Spain Tension in the Tagus River: the Civil Guard reinforces the ship anchored off Mauritania with 16 agents and the disembarkation of the 170 migrants who rioted is being negotiated

The situation of the Civil Guard ship Río Tagus on the coast of Mauritania continues to be delicate. Initially and after the failure in the first contacts with the authorities of that country to evacuate the 170 immigrants on board in that territory, after being rescued from a canoe, instructions were received to start the march towards the Canary Islands. But now the order has stopped and, for the moment, the Spanish vessel is anchored in the bay of Nouadhibou, pending new negotiations between Frontex and the Mauritanian authorities.

As EL MUNDO already announced, the members of the Armed Institute had to fire live shots into the air to prevent the riot that the 170 sub-Saharan Africans on board were trying to stage and who were protesting the conditions in which they were going to travel.

The agents used long weapons with shots in the air to discourage immigrants from carrying out any hostile action.

During the afternoon yesterday, as this newspaper has been able to learn, an “agreement” was reached for the migrants to desist from the hunger strike in which they had declared themselves in the morning, and which had caused incidents between them.

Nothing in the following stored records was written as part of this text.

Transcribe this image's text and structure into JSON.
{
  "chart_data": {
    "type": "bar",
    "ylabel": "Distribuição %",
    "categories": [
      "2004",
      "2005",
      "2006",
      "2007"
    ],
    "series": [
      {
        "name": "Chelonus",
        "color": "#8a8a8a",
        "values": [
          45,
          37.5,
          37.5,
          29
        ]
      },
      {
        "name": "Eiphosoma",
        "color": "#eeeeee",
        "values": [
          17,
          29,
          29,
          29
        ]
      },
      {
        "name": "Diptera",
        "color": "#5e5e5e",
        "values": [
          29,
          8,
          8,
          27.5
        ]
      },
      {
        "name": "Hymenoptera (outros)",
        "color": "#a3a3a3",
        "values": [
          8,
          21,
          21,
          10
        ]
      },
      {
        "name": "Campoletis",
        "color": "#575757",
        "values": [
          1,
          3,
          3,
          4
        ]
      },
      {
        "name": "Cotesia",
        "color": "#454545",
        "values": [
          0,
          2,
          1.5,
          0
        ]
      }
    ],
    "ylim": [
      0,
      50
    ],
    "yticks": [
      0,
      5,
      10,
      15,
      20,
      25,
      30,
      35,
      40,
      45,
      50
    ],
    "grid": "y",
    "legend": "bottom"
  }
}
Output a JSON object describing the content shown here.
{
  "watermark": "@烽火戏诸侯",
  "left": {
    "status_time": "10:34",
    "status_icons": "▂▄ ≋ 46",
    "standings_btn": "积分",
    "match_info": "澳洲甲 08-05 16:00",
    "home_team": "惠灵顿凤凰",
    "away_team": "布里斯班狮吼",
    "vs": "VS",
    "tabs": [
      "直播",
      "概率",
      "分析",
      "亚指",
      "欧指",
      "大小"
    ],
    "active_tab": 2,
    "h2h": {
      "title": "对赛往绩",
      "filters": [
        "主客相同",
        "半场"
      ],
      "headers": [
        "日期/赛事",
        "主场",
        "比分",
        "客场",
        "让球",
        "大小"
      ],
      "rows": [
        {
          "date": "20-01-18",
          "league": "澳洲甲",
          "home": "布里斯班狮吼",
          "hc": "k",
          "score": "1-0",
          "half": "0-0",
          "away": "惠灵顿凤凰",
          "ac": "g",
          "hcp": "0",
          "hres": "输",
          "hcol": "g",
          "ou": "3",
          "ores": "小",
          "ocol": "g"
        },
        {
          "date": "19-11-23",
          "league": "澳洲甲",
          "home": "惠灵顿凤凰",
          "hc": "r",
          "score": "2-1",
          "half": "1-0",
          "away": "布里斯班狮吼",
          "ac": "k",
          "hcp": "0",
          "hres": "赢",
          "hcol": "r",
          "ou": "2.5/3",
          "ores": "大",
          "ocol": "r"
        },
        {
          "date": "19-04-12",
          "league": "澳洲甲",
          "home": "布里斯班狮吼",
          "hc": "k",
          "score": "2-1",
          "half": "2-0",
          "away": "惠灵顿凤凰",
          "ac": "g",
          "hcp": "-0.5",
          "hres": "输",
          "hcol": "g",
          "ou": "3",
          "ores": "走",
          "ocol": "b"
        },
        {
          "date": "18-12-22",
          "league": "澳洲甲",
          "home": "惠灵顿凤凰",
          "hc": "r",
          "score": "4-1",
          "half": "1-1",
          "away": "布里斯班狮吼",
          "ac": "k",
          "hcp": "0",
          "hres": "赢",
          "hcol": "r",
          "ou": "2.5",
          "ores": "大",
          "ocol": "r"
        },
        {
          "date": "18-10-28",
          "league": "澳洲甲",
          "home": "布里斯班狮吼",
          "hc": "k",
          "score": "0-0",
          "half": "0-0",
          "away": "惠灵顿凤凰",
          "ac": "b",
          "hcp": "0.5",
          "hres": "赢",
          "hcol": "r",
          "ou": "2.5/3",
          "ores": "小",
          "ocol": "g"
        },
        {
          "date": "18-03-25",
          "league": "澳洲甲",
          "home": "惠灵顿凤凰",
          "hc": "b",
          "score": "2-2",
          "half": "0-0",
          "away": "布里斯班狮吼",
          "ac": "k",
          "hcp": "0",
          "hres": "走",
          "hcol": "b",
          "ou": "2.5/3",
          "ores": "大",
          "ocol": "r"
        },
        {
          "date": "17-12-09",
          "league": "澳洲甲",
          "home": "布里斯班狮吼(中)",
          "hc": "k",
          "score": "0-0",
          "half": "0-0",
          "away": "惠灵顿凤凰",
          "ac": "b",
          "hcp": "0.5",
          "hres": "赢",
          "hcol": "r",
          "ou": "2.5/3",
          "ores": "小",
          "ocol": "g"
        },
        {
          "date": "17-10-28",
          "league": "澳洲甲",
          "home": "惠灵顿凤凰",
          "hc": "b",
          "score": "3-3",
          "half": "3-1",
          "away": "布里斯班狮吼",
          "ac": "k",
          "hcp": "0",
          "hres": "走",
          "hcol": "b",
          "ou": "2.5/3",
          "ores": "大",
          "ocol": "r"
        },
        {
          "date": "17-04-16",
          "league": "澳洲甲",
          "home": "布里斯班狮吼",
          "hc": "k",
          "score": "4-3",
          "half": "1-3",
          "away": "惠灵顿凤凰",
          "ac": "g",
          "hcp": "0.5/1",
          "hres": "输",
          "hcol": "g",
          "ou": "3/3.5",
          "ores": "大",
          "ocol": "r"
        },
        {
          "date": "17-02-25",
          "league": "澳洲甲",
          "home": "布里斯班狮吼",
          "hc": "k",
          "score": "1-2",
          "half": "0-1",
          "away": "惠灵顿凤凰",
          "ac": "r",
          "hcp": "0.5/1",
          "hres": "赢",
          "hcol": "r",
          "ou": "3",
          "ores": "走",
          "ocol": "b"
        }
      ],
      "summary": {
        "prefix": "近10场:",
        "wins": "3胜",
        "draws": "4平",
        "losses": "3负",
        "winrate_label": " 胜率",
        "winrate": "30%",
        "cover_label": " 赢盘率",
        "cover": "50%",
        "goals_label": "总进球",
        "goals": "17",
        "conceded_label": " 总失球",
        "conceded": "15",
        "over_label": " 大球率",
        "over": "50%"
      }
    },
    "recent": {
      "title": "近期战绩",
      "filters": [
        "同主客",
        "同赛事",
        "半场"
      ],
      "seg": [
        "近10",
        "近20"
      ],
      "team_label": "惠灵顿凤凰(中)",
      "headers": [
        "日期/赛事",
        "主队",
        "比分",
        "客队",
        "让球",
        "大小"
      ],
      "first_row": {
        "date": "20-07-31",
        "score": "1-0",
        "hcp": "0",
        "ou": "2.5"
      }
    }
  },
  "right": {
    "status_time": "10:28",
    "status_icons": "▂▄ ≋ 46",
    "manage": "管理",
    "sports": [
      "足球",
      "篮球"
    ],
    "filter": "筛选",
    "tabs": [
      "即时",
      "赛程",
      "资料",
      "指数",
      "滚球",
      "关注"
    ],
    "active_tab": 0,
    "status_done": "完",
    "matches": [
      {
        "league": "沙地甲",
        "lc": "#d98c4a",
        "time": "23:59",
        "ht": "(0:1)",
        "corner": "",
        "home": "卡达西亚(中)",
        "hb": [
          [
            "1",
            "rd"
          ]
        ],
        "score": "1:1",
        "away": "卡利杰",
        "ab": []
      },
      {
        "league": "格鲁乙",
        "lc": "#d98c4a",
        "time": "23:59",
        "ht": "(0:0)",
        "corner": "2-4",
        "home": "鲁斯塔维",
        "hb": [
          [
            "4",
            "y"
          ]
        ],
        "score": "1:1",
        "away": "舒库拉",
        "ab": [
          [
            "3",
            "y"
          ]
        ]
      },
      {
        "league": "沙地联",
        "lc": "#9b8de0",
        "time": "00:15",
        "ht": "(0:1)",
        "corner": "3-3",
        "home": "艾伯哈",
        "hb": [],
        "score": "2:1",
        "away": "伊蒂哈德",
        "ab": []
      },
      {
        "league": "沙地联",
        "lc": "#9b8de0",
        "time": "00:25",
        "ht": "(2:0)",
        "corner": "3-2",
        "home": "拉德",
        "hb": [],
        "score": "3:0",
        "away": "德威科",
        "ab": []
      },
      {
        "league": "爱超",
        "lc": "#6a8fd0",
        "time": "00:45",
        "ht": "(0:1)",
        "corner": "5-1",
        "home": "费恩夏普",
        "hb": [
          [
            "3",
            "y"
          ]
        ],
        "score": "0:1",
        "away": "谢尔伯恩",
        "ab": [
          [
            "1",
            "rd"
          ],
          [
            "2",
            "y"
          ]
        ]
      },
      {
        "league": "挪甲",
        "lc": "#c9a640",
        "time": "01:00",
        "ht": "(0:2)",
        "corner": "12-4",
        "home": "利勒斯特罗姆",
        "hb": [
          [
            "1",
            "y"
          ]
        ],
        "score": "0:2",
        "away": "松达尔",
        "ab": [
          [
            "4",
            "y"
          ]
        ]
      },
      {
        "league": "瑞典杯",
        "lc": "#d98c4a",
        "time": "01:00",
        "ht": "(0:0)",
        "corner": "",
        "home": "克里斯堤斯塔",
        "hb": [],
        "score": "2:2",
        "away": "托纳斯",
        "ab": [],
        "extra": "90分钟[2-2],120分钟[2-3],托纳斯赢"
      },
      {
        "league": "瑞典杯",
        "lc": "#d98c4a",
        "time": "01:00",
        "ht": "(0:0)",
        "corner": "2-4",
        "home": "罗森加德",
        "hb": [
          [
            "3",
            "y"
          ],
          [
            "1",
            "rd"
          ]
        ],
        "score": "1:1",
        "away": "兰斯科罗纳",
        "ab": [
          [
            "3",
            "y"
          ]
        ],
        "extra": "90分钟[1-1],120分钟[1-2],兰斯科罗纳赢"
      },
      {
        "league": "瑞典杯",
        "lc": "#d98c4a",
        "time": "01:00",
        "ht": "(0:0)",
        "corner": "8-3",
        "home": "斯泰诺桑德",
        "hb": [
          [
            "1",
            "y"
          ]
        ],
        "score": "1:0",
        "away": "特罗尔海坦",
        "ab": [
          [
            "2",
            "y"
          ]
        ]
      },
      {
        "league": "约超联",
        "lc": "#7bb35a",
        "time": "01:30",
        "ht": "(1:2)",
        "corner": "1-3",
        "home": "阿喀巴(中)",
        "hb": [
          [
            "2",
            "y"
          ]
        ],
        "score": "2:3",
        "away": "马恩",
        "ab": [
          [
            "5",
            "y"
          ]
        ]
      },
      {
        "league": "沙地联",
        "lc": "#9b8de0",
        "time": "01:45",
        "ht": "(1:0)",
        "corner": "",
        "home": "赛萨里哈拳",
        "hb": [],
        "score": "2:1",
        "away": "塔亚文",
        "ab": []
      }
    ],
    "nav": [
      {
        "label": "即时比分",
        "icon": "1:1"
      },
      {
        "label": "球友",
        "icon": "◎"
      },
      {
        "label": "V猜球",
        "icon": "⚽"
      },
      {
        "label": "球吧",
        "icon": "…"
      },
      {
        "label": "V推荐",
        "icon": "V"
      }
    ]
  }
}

Now, the Spanish authorities have decided to reinforce the security of the vessel with 16 armed agents of the maritime service who are stationed in Nouadhibou.

The situation of tension “was enormous” because, as the sources consulted by this newspaper recall, the immigrants housed in the Tagus River are all men.

According to these sources, the ship’s commander has already issued a report with all the details of the rescue for the Mauritanian authorities.

To date, the vessels that participate in surveillance work in the Mediterranean, such as the Tagus River, could only disembark immigrants who had been intercepted within “20 nautical miles” of the Mauritanian territorial sea.

Usually a gendarme and an officer from the Mauritanian navy travel on board these ships to make sure that these agreed distances are respected.

The publication by EL MUNDO of the delicate situation that the crew of the Tagus River is going through, and the intervention with weapons on board, has caused the negotiations with Mauritania to accelerate and from Frontex to try to reach an agreement with the Mauritanian government urgently.

For its part, the professional association Justice for the Civil Guard (JUCIL) considers that the delicate events taking place in the Rio Tajo patrol force the General Directorate of the Civil Guard to make “forceful decisions in the face of episodes of riots experienced on board and in which the integrity of the crew has been put at risk”. JUCIL fears that “the work of the Civil Guard will be changed and that it will become a tourism agency that, at the request of migrants, all young and strong men of military age, will take them to Spanish ports. Or something even more worrying, that turn the Civil Guard patrol boats into rescue ships, where our colleagues are at the mercy of people without affiliation or control”.

In addition, in this case “we question the effectiveness of Frontex’s management, which once again demonstrates its inability to control the border. All that remains is for the colleagues from the Rio Tajo patrol boat to be forced to launch the distress signal used as an emergency call emergency at sea.